Сейчас он снова видел их перед собой, снова слышал звуки их голосов; к счастью, они, кажется, даже не заметили, что с ним происходило, и он был благодарен им за это настолько, что даже смог улыбнуться, не отводя взгляда от их лиц — и бедного поэта, который продолжал мучиться с переводом на русский, и академика, и третьего из них, и даже какого-то четвертого, незнакомого, и всех других, кто в этот момент проходил мимо: мужчин, женщин, официантов, священников, чьих-то, невесть откуда взявшихся развязных детей, громко перекрикивающихся и путающихся под ногами у взрослых…
Книга Ольги Бешлей – великолепный проводник. Для молодого читателя – в мир не вполне познанных «взрослых» ситуаций, требующих новой ответственности и пока не освоенных социальных навыков. А для читателя старше – в мир переживаний современного молодого человека. Бешлей находится между возрастами, между поколениями, каждое из которых в ее прозе получает возможность взглянуть на себя со стороны.Эта книга – не коллекция баек, а сборный роман воспитания. В котором можно расти в обе стороны: вперед, обживая взрослость, или назад, разблокируя молодость.
В книге рассказывается история главного героя, который сталкивается с различными проблемами и препятствиями на протяжении всего своего путешествия. По пути он встречает множество второстепенных персонажей, которые играют важные роли в истории. Благодаря опыту главного героя книга исследует такие темы, как любовь, потеря, надежда и стойкость. По мере того, как главный герой преодолевает свои трудности, он усваивает ценные уроки жизни и растет как личность.
В книге рассказывается история главного героя, который сталкивается с различными проблемами и препятствиями на протяжении всего своего путешествия. По пути он встречает множество второстепенных персонажей, которые играют важные роли в истории. Благодаря опыту главного героя книга исследует такие темы, как любовь, потеря, надежда и стойкость. По мере того, как главный герой преодолевает свои трудности, он усваивает ценные уроки жизни и растет как личность.
В книге рассказывается история главного героя, который сталкивается с различными проблемами и препятствиями на протяжении всего своего путешествия. По пути он встречает множество второстепенных персонажей, которые играют важные роли в истории. Благодаря опыту главного героя книга исследует такие темы, как любовь, потеря, надежда и стойкость. По мере того, как главный герой преодолевает свои трудности, он усваивает ценные уроки жизни и растет как личность.

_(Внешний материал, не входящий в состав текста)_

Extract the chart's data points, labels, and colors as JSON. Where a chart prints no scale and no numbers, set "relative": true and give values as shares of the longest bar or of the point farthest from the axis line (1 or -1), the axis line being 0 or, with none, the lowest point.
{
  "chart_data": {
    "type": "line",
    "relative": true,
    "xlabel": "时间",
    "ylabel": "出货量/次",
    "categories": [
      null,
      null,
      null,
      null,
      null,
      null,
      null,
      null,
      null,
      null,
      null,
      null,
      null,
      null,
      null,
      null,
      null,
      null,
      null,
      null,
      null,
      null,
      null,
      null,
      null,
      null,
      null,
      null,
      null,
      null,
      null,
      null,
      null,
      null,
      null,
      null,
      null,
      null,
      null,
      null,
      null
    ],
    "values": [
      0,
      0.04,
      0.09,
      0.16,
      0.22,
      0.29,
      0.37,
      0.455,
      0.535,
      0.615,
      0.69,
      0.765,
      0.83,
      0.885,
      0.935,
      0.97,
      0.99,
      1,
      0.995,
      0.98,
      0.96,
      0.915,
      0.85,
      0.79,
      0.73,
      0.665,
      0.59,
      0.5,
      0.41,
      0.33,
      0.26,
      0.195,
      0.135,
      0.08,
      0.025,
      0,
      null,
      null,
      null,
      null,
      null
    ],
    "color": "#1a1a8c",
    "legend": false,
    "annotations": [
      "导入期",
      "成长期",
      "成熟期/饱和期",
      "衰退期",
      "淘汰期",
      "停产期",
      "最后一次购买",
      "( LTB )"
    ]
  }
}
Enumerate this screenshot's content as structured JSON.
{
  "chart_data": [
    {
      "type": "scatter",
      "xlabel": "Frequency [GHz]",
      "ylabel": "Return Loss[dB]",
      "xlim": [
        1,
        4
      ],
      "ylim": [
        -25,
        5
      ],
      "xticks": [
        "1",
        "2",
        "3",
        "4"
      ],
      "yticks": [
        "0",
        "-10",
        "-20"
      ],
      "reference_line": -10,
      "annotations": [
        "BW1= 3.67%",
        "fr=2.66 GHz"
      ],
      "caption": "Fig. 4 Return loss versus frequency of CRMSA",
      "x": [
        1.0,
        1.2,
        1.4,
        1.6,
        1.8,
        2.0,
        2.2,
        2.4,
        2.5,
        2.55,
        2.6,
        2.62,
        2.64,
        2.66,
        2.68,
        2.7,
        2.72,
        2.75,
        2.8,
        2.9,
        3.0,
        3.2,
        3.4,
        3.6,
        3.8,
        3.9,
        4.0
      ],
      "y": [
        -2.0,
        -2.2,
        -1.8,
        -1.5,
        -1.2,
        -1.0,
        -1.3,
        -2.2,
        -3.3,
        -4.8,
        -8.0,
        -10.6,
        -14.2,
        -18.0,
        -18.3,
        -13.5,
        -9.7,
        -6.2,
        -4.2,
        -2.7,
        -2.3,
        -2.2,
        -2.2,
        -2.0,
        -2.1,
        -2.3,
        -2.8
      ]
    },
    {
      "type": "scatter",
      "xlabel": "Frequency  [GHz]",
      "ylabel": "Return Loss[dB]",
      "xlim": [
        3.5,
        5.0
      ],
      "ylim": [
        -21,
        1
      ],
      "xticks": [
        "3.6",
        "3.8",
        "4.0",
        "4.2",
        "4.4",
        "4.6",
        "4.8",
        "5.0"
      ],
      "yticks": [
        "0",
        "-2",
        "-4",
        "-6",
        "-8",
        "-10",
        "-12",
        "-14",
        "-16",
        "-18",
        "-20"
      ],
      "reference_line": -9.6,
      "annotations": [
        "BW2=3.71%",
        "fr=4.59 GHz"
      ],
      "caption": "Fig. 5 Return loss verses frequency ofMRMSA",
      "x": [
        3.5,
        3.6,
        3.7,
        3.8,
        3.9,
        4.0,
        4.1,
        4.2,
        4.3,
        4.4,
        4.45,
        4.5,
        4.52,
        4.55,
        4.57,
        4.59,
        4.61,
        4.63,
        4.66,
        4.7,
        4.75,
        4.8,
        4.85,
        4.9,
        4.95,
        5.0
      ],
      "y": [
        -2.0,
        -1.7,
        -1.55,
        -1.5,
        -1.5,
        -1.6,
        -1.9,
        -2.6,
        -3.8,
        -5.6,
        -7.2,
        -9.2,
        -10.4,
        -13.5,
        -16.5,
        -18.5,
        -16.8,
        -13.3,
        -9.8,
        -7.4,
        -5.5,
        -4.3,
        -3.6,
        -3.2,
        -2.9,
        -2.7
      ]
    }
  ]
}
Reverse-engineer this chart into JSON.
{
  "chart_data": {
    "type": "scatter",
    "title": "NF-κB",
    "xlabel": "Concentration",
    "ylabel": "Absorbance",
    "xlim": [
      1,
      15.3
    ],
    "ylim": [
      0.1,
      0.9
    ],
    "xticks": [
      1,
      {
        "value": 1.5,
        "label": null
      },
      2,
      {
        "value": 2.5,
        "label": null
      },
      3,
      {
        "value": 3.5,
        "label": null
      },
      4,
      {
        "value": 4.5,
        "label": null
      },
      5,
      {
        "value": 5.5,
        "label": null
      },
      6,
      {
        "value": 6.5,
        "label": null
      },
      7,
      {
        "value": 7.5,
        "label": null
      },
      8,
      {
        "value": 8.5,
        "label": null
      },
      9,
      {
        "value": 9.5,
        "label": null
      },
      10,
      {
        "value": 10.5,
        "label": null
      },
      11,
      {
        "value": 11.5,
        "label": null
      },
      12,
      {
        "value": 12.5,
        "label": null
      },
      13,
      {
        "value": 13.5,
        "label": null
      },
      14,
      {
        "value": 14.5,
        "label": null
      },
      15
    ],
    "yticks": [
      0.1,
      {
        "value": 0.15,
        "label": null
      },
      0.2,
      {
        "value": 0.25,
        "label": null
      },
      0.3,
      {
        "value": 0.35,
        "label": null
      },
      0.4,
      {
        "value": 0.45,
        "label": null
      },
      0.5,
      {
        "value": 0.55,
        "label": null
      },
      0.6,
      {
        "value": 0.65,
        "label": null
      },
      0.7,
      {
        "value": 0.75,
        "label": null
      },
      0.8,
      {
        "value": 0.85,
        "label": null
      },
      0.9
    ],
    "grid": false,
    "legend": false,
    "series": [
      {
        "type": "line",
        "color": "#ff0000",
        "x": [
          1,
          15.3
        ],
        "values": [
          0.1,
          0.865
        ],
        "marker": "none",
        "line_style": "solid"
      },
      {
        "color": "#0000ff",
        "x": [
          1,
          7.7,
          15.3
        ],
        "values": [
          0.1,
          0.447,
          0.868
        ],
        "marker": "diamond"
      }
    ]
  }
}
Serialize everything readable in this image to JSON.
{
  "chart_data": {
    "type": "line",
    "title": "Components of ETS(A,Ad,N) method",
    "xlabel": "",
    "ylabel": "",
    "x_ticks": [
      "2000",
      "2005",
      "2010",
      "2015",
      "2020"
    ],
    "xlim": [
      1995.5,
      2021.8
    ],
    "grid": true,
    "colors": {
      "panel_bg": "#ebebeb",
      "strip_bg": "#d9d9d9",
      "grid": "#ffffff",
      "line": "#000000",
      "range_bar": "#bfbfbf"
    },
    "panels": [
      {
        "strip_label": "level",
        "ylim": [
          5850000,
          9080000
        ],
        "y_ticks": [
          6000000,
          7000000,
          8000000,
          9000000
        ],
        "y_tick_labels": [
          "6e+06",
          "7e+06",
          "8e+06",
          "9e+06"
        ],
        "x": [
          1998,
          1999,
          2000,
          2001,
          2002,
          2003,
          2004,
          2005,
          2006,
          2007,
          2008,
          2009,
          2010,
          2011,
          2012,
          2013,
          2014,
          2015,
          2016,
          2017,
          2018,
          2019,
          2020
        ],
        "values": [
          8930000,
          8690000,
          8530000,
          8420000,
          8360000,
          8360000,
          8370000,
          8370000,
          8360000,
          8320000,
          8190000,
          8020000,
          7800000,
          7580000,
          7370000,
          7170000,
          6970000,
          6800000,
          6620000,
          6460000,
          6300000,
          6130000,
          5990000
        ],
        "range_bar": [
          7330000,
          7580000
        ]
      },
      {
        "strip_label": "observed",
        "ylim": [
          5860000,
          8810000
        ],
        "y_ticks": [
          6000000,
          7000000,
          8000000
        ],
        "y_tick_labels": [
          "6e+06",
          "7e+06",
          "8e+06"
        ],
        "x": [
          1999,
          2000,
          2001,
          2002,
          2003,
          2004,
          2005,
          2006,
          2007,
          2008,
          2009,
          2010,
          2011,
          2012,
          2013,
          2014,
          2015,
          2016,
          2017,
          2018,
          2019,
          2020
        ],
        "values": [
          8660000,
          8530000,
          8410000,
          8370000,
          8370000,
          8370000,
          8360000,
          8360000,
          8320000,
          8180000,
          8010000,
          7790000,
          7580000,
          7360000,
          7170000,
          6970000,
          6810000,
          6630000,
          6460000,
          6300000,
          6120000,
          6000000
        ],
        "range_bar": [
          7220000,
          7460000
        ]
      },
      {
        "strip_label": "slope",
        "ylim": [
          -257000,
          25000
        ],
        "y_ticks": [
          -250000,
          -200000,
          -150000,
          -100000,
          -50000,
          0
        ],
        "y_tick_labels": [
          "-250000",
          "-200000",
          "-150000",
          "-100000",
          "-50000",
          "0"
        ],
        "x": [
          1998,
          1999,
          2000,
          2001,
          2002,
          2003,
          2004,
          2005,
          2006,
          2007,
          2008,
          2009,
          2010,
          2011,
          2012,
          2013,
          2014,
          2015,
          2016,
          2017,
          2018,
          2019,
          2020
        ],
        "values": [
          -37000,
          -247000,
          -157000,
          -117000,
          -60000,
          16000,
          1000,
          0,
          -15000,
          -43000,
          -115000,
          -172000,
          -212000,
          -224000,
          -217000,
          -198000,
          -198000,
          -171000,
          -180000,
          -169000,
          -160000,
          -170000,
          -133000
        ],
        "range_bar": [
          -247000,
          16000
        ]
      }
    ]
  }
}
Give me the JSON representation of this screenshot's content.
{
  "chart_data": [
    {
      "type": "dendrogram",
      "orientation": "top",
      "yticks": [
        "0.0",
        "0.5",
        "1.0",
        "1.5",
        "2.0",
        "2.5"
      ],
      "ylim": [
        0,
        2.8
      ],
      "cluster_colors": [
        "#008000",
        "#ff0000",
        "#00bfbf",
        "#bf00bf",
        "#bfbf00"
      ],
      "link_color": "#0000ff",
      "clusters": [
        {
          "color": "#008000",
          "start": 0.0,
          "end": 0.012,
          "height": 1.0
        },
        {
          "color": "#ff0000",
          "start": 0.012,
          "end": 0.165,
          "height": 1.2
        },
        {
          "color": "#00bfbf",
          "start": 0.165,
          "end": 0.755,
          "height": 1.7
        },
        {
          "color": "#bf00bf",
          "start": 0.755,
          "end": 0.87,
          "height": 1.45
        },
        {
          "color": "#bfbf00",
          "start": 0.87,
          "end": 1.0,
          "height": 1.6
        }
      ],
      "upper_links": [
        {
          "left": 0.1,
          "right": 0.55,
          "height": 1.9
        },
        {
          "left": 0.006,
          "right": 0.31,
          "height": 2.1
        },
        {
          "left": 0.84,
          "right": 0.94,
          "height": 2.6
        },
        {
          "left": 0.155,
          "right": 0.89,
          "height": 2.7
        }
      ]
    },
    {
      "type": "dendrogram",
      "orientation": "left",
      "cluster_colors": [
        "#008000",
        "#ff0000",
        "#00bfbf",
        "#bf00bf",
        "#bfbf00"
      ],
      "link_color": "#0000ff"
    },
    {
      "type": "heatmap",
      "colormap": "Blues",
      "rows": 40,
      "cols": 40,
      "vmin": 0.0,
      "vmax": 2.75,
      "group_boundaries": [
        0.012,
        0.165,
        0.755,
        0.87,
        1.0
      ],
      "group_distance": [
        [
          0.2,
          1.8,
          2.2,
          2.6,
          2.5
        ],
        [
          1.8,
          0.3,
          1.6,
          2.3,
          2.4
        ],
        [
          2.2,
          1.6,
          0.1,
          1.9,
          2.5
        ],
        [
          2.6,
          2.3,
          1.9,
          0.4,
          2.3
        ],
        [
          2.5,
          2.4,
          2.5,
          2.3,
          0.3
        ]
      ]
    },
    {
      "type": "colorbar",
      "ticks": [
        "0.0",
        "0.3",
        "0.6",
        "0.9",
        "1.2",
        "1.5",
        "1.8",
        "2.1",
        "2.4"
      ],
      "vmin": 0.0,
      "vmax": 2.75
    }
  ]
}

Все события, описанные в данном романе, являются плодом либо творческой фантазии, либо художественного преломления и не претендуют на достоверность. Иллюстрации Андреа Рокка.
В сборник известного чешского прозаика Йозефа Кадлеца вошли три повести. «Возвращение из Будапешта» затрагивает острейший вопрос об активной нравственной позиции человека в обществе. Служебные перипетии инженера Бендла, потребовавшие от него выдержки и смелости, составляют основной конфликт произведения. «Виола» — поэтичная повесть-баллада о любви, на долю главных ее героев выпали тяжелые испытания в годы фашистской оккупации Чехословакии. «Баллада о мрачном боксере» по-своему продолжает тему «Виолы», рассказывая о жизни Праги во времена протектората «Чехия и Моравия», о росте сопротивления фашизму.